The many studies generated by scientists conducting research in Yellowstone National Park over many decades emphasize the ecosystem’s complexity. So the discussion over trophic cascades is understandably nuanced, complex and controversial.

“We think it’s more accurate to represent this as a multipredator, density-mediated trophic cascade,” said Dan Stahler, chief scientist for the Yellowstone Wolf Project, during the Yellowstone Summit.

Chris Geremia, the park’s chief bison biologist, said during the summit that conflicting studies over trophic cascades are confusing for the general public.

“You can’t have a narrow vision of what a system should look like,” he said. “You need to embrace the complexity of this place to understand what’s happening.”

Retired Yellowstone wolf biologist Doug Smith said Hobbs’ and Cooper’s study is “top shelf” and used the “gold standard” for science in its design. He called Hobbs a brilliant scientist and a great writer. The study was also peer-reviewed.

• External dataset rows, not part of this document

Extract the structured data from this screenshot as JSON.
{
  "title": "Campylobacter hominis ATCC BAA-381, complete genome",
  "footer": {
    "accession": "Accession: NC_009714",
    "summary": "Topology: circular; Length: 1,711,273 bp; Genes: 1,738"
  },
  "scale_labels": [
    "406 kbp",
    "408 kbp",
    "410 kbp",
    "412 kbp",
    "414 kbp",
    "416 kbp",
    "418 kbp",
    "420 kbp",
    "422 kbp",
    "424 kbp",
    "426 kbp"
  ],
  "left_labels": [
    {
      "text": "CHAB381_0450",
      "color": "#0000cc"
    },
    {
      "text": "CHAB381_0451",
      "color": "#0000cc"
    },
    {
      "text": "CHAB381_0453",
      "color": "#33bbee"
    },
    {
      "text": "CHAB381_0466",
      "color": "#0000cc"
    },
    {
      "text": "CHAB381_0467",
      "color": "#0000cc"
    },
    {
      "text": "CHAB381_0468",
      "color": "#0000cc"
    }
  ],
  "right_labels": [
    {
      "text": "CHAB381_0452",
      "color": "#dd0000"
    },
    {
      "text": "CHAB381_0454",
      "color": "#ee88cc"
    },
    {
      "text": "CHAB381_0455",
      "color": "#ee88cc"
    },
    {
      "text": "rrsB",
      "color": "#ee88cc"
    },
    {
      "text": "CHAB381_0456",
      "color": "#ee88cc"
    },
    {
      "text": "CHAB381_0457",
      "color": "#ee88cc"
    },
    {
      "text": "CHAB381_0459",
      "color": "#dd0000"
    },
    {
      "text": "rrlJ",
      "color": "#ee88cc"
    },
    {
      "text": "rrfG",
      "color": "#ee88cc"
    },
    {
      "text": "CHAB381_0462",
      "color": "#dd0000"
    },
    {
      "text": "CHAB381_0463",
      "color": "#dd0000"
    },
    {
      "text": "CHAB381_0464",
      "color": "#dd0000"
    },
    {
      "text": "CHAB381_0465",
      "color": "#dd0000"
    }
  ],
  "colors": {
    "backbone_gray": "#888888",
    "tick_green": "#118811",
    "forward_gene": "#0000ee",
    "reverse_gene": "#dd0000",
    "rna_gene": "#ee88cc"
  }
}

The problem, Smith said, is that the study was conducted in a small area of northern Yellowstone using a specific set of conditions.

“Does that tell you what’s happening on a landscape scale?” Smith questioned, adding that willow communities had surged in the Slough Creek drainage where Hobbs and Cooper did not have any test plots.


Cooper, co-author of the most recent study, said many scientists and visitors to the park see what they want to when it comes to willow growth.

“If you evaluate historic photos of the Yellowstone landscape it’s clear that many willow and aspen stands have disappeared from a combination of excessive herbivory and likely climate changes,” he wrote in an email. “So overall there is much less willow and aspen now than existed in the past.”

Yet earlier research, published in a 1997 Yellowstone Center for Resources journal titled “Yellowstone’s Northern Range: Complexity and Change in a Wildland Ecosystem,” asserts it is a misconception the region was ever beaver-willow habitat. The park’s scientists noted in the publication, “99% of the park’s willow communities are found in areas that are above 7,000 feet and/or receive more than 20 inches of annual precipitation, which excludes most of the Northern Range.”

While photos from the 1890s may show portions of the range with taller willows, the trees’ decline has been more closely associated with drought than large elk populations, the scientists added. That willow decline was especially significant during the Dust Bowl’s extended drought in the 1930s.

Cooper disagreed.

“The Northern Range has always been a beaver-willow landscape, probably for more than 10,000 years,” he wrote. “The changes that we and others have documented have occurred in the past 100 years, and are the combination of apex predator removal and heavy browsing.”

The Yellowstone scientists concluded, “How the park’s willows ‘should’ look is not simply a matter of comparing one land management style with another, but of understanding a complex suite of influences that shape both wild and manipulated willow communities.”

Likewise, they contended in the 1997 publication that larger populations of beavers documented on the Northern Range by E.R. Warren in 1926 – an early, although narrow study – was an anomaly.

“The reason that Warren was invited to conduct his study was that park managers and naturalists were alarmed over the population irruption of beaver, and were fearful that the beaver were going to kill all the park’s aspen,” the scientists said.

A study by Smith published in 2012 showed a slight uptick in beaver colonies on the Northern Range between 1996 and 2009, climbing from one to 12. Yet Cooper said although there may be a “few beavers around” there is no suitable habitat for them.

“Beaver populations are tiny on the Northern Range today,” he said.

Smith agreed, the reintroduction of wolves to Yellowstone has not moved the Northern Range ecosystem back to the beaver-willow state that existed 100 years ago. But in places where there were willows more recently when elk numbers declined, the trees are doing better, beavers are back and so are some willow-obligate bird species, he said.

“Those are signs of willow recovery he completely left out,” Smith said in reference to the Hobbs and Cooper study.